HazyResearch / butterfly

Butterfly matrix multiplication in PyTorch
Apache License 2.0
164 stars 31 forks source link

ModuleNotFoundError: No module named '__main__.complex_utils'; '__main__' is not a package #14

Open Dhrubauk opened 4 years ago

Dhrubauk commented 4 years ago

Hello, I am getting this error when i ran "butterfly_multiply" module. ModuleNotFoundError Traceback (most recent call last)

in 4 from torch import nn 5 ----> 6 from .complex_utils import complex_mul 7 8 use_extension = True ModuleNotFoundError: No module named '__main__.complex_utils'; '__main__' is not a package Can you please help me solve the problem. Thanks, Dhruba
tridao commented 4 years ago

Are you running this from an interactive session (e.g. ipython)? If so, relative import (from .blah import blah) doesn't work. This is an issue with Python import in general (https://realpython.com/absolute-vs-relative-python-imports/). If you just need to run this file from an interactive session, you can remove the dot (so from complex_utils import complex_mul). But in general we mostly run the training scripts that then call butterfly_multiply.

Dhrubauk commented 4 years ago

Hi tridao thank you for the reply, a quick question may I know, in which part of the code segment the butterfly matrix is generated . Or do you have any flowchart of slides related to this. Your help in this concern is highly appreciated

Regards Dhruba

tridao commented 4 years ago

The butterfly matrix isn't explicitly generated (as that would use O(n^2) space and takes O(n^2) time to multiply by a vector). Instead, we provide a Butterfly class that stores O(n log n) parameters and implements O(n log n) multiplication algorithm (https://github.com/HazyResearch/learning-circuits/blob/master/butterfly/butterfly.py#L76).

Dhrubauk commented 4 years ago

In butterfly connection, each node is connected to two other nodes, so why it is not 2n log n? Also can you please tell me where in the code you multiply the weight vector and the input features? and where you update the vector of weights? Thanks, Dhruba

tridao commented 4 years ago

You're right, it's 2n log n parameters. Remember to pass in tied_weight=False, like Butterfly(1024, 1024, tied_weight=False). The version with tied weights was used in an earlier paper, where we only had 4n parameters.
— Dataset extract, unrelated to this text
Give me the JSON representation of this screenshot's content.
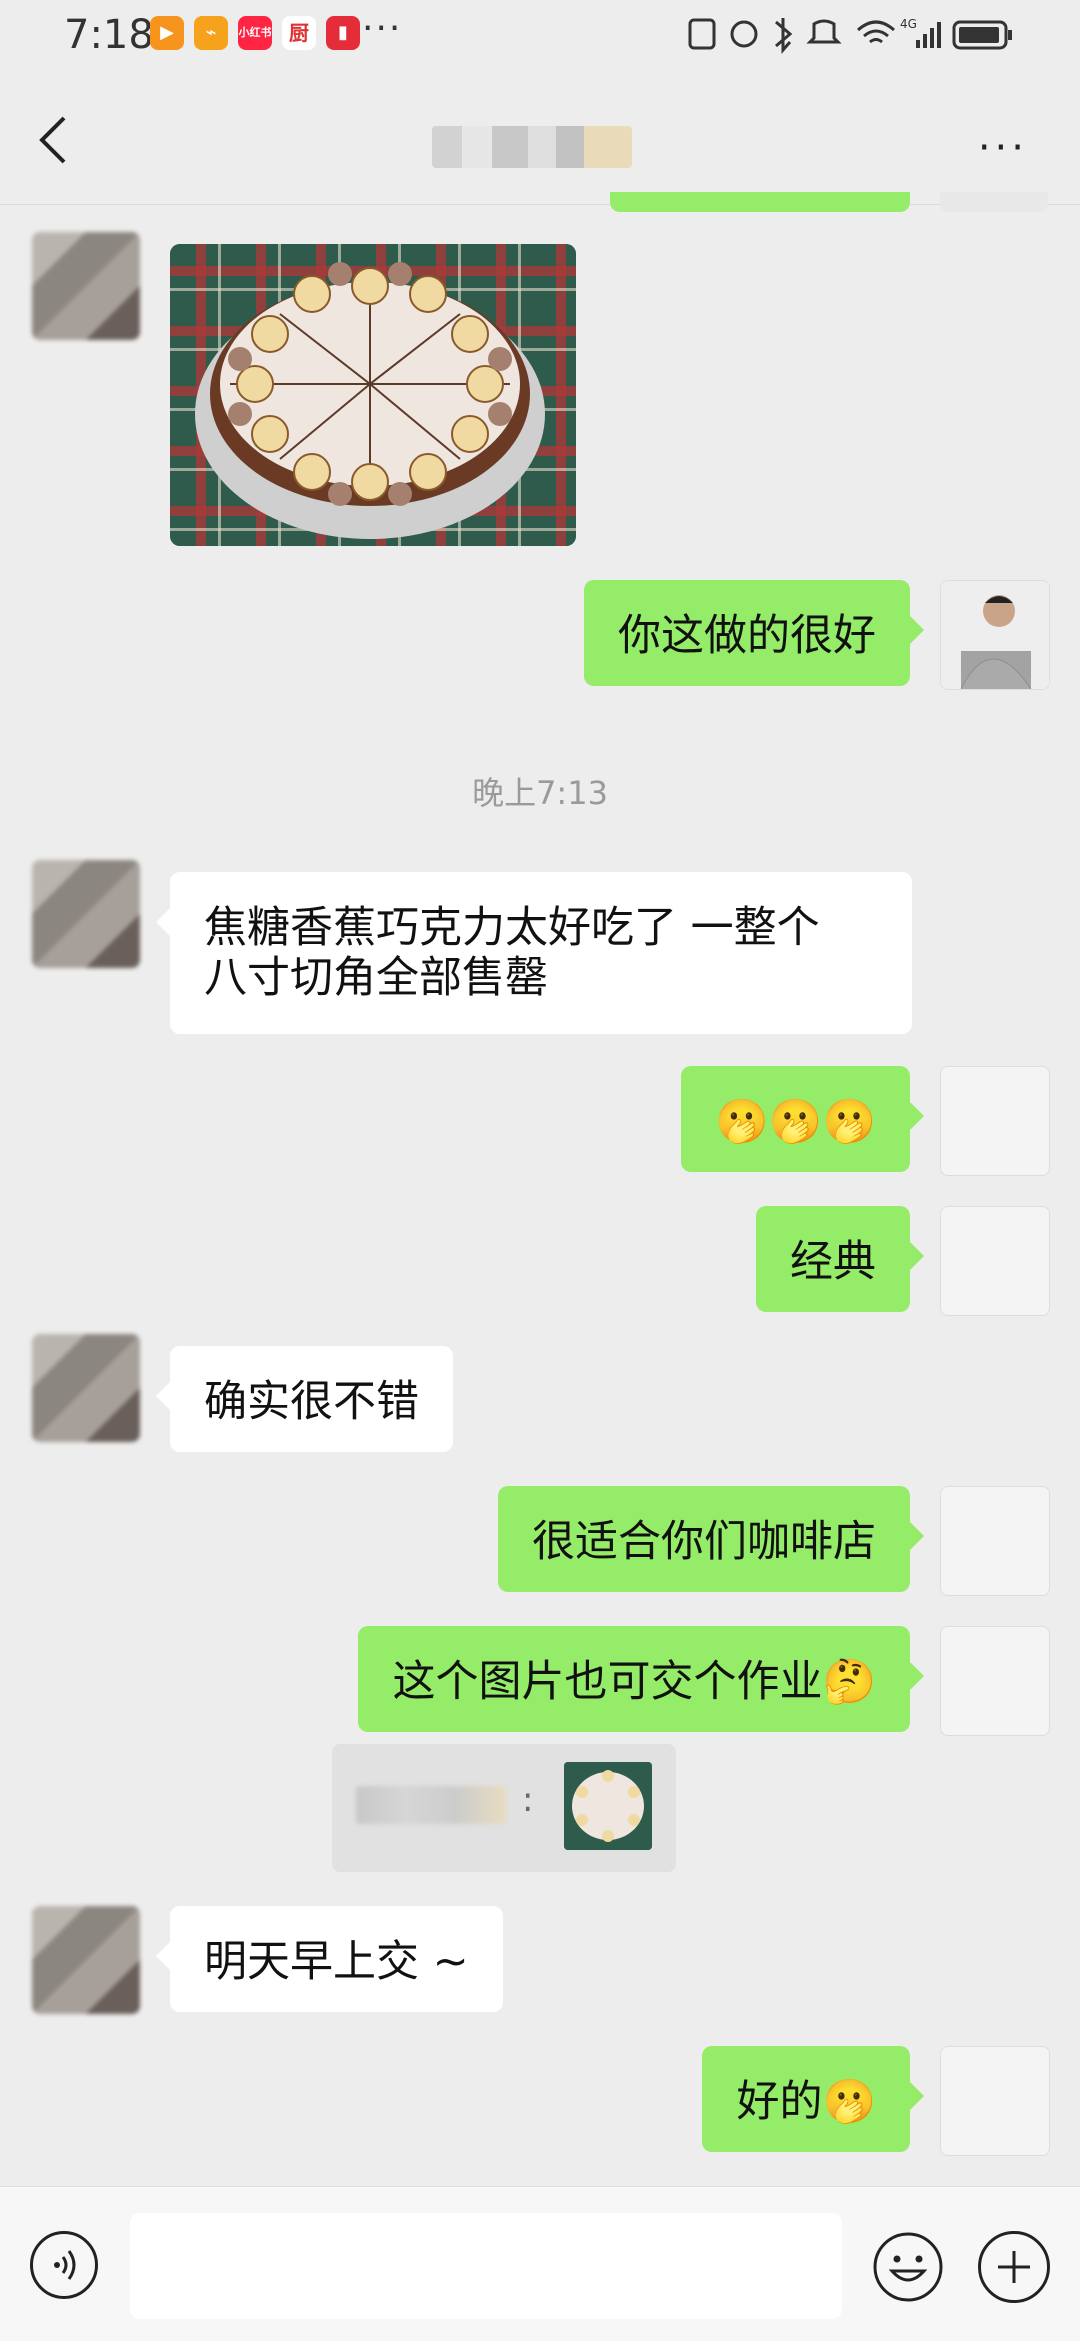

The O(n log n) multiplication algorithm is implemented in 3 times in 3 different languages:

  1. In Python (pure Pytorch), for ease of understanding: https://github.com/HazyResearch/learning-circuits/blob/cnn/butterfly/butterfly_multiply.py#L126 The actual implementation is only 4-5 lines of Python.
  2. In C++, for efficient inference: https://github.com/HazyResearch/learning-circuits/blob/cnn/butterfly/factor_multiply/factor_multiply.cpp#L463 with Python interface here: https://github.com/HazyResearch/learning-circuits/blob/cnn/butterfly/butterfly_multiply.py#L165
  3. In CUDA, for efficient training: https://github.com/HazyResearch/learning-circuits/blob/cnn/butterfly/factor_multiply/factor_multiply_cuda.cu#L1241 With the same Python interface as 2.

The weights are stored in the attribute twiddle of the Butterfly class, which is just a Pytorch tensor. To update it, you pass it to a Pytorch optimizer just like any other trainable weight.

tridao commented 4 years ago

If you're asking about how to compute the gradient wrt to the weight:

  1. In the pure Pytorch implementation, we rely on Pytorch's autodifferentiation to compute gradients.
  2. In the C++ and CUDA implementations, we compute the gradient explicitly, and provide Python interface. If you're just using the Butterfly class, you do not need to know how backward is implemented. In any case, the algorithm is simple: treat the butterfly matrix as a product of log_n matrices, which you can think of as log_n layers. Then run back-propagation/autodiff on it. This amounts to a few for loops. The core implementation is about 20 lines of C++ (https://github.com/HazyResearch/learning-circuits/blob/cnn/butterfly/factor_multiply/factor_multiply.cpp#L733).
Dhrubauk commented 4 years ago

Okay great. I am kind of confused, how did you calculate loss or which loss function you actually used?

tridao commented 4 years ago

It can be used with any differentiable loss function. In back-propagration/reverse mode autodiff, for each layer, we are given the incoming error/grad from layers above, and use that to compute gradient wrt to the parameters of the current layer. That's exactly the interface of a custom Pytorch layer (https://pytorch.org/tutorials/advanced/numpy_extensions_tutorial.html): in the backward, given the gradient wrt to the output of the layer, compute the gradient wrt to the parameters of the layer.

Dhrubauk commented 4 years ago

Hi tridao, I use windows OS and jupyter notebook. i am having trouble with ray. Can i run your code with any modification? or do i have to change my OS?

tridao commented 4 years ago

We only use ray to run the experiments (parallel runs and hyperparameter optimization). The butterfly class (in the butterfly directory) doesn't require ray.